A transforming event in Defoe’s early life as a writer came in 1703 when he was arrested for publishing the previous year a satirical attack on conservative, High Church extremists who wished to intensify the suppression of religious nonconformity. The Shortest Way with the Dissenters parodies the High Church position at its most radical and violently intolerant, concluding with the exhortation to ‘crucifie the Thieves…let the Obstinate be rul’d with the Rod of Iron’. The government saw the pamphlet as inflammatory, seditious in its effects rather than merely ironic, and Defoe was arrested and eventually sentenced to stand in the pillory (a contraption that held in place a man’s head and arms and often enough exposed him to the sometimes fatal physical abuse of the spectators) for three days and to serve an indefinite jail term. He spent six months in Newgate prison, and when he emerged, thanks to a pardon obtained through the influence of Robert Harley, the Speaker of the House of Commons, his brick and tile factory had failed and he was bankrupt for the second time. He became an informant and secret agent for Harley, and his production as a writer was from then on prolific in its extent and variety. Most remarkable of all was A Weekly Review of the Aff
airs of France, Purged from the Errors and Partiality of News-Writers and Petty Statesmen of all Sides, a thrice weekly political news and commentary sheet that Defoe produced single-handedly from 1704 through 1713. In addition, he turned out in these years a stream of other journalism, more political polemics, a book-length verse treatise on government, Jure Divino (1706), a satirical political allegory, The Consolidator (1705), a long history of the recent political union of England and Scotland, The History of the Union (1709), and two works on what we would call economics, An Essay upon Public Credit and An Essay upon Loans (1710).
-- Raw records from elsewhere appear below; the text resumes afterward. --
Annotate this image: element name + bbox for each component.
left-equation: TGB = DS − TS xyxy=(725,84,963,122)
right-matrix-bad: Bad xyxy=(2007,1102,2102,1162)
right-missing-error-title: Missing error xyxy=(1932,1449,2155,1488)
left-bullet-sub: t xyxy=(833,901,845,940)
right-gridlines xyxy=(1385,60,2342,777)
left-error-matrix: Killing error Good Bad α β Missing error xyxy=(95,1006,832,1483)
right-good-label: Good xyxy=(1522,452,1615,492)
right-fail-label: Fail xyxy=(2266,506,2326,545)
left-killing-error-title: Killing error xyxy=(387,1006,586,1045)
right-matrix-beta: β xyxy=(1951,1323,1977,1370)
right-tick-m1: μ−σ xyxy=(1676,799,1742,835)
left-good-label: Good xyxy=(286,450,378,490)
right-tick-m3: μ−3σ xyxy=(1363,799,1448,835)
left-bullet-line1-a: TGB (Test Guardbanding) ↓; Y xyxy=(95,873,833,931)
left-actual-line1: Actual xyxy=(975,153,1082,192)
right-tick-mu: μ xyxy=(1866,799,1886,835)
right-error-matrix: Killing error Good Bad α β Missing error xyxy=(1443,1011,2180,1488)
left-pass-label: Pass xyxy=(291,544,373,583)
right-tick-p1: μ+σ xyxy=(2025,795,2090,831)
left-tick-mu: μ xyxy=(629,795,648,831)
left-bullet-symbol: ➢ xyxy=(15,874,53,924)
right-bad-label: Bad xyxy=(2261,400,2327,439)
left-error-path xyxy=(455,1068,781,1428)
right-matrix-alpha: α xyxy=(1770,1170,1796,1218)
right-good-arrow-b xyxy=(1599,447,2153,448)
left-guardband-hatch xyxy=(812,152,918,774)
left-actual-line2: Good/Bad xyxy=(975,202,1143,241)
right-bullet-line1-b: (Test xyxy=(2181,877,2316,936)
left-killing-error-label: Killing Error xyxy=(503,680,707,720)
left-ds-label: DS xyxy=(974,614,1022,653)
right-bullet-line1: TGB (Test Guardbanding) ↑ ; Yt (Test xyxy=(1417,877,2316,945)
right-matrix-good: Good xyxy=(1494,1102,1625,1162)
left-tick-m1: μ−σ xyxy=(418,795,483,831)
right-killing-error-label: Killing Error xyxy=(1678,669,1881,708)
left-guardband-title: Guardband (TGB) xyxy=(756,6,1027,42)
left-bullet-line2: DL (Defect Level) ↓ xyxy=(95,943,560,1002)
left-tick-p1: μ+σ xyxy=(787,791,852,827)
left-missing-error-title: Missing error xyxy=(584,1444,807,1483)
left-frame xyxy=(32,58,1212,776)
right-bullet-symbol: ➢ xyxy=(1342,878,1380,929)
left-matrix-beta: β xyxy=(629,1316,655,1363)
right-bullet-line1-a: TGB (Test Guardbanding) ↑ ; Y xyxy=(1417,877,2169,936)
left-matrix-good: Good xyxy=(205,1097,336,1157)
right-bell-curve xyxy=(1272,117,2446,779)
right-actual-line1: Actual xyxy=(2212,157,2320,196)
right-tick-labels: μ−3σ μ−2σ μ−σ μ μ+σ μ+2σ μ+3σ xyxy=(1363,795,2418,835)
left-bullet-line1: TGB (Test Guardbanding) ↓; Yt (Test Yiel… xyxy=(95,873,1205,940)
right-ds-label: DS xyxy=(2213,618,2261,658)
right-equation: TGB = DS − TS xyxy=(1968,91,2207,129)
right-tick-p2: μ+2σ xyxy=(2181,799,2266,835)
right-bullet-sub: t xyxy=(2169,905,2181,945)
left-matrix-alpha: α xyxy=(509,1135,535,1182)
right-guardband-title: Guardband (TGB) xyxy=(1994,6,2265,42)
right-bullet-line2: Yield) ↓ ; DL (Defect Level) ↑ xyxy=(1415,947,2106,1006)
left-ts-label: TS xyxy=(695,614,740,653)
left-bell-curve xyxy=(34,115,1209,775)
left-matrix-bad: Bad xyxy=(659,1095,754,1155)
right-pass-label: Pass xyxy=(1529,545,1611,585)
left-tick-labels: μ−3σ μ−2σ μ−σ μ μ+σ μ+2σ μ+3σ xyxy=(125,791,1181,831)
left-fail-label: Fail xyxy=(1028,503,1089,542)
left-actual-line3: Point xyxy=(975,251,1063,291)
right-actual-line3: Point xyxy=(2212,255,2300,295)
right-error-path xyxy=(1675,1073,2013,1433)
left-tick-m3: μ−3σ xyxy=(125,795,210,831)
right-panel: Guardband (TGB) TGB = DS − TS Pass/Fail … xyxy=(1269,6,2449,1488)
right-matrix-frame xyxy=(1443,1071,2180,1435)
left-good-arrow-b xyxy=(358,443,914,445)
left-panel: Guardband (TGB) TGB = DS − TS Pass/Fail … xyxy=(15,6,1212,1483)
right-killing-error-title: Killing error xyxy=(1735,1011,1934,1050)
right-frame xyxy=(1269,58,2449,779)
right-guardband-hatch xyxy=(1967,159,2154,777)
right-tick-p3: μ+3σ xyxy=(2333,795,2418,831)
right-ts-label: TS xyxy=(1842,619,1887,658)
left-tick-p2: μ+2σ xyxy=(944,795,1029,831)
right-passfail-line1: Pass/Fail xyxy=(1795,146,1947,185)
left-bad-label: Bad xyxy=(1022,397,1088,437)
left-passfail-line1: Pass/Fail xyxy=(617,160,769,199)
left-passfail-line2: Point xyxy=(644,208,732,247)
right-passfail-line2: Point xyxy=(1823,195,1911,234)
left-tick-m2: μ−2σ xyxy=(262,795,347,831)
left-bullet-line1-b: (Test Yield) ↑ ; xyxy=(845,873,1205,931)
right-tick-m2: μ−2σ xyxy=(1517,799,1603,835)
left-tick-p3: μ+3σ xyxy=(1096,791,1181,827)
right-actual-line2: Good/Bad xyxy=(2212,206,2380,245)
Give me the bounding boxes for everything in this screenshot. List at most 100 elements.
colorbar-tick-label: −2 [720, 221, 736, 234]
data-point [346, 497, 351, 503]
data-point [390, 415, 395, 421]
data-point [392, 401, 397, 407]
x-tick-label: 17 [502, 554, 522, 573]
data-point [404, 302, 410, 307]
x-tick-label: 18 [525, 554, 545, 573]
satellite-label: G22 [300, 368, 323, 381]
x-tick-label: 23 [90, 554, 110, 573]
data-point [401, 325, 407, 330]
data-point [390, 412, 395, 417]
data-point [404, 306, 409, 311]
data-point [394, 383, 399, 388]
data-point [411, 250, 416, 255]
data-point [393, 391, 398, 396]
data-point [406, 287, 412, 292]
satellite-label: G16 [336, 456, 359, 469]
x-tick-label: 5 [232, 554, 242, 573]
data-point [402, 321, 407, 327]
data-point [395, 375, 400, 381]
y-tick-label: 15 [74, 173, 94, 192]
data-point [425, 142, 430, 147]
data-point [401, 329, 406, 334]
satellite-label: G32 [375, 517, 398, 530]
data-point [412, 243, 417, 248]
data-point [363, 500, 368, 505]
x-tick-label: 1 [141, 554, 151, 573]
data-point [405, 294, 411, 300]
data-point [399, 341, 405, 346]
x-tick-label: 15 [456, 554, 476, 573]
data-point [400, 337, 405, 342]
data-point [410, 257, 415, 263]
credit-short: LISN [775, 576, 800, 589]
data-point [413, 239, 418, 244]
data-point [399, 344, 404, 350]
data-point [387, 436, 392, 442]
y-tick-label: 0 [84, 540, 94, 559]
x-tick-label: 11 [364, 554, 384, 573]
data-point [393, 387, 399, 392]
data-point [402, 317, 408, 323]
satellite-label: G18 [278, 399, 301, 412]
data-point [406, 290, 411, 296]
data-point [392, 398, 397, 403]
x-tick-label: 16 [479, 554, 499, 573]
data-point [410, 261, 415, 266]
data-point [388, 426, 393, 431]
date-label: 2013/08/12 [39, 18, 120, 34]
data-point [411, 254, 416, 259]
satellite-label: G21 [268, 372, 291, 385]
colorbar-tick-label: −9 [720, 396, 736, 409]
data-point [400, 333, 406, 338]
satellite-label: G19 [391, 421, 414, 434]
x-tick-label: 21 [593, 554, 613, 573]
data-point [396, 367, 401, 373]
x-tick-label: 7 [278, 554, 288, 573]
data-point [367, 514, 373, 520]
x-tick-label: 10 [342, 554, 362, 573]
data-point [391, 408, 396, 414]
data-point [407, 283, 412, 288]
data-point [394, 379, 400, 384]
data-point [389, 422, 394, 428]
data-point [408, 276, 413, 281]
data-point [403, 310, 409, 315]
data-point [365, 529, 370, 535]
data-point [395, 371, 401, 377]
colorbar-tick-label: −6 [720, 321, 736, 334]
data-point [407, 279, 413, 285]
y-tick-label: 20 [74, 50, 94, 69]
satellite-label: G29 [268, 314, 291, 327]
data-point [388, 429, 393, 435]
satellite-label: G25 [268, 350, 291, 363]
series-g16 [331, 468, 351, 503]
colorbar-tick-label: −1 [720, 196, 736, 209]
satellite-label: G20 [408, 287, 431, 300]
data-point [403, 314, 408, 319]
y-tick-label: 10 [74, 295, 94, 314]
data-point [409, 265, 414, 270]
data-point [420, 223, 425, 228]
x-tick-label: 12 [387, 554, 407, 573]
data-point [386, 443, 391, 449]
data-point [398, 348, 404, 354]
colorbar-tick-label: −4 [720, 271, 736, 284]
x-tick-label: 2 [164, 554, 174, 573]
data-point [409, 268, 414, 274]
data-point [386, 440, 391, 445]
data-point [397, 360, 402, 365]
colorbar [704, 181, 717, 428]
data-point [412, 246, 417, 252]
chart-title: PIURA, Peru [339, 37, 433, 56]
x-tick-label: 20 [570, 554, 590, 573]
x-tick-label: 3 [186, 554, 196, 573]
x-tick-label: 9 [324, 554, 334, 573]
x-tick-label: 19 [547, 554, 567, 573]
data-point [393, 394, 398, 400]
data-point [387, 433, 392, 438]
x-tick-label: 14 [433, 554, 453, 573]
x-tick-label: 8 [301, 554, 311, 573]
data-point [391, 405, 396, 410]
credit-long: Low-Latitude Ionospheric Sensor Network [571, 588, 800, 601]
Nominally a Whig, Defoe was employed by the Tory Harley, and his support of Harley’s government’s efforts when it came to power in 1710 to end the war with France provoked attacks from those who saw him as a turncoat. Something like a crisis for Defoe and possibly for the nation arrived in 1713. Queen Anne had no surviving children, and by the terms of the Act of Settlement promulgated when James II was forced to abdicate, the throne was to bypass the Stuart Pretender, James (Queen Anne’s brother), in exile at the French court and go to the Elector of Hanover in Germany. The Stuarts had considerable support in England, and the Jacobite (after Jacobus, Latin for James) threat was real and urgent as the Queen was unlikely to produce an heir. Defoe quickly wrote several inflammatory anti-Jacobite pamphlets, including An Answer to a Question that Nobody thinks of, viz. But What If the Queen Should Die? (1713), whose ironies were not understood or appreciated. Once again, his enemies managed to have him arrested. It took a pardon from the Queen (obtained by the ministry) to free him.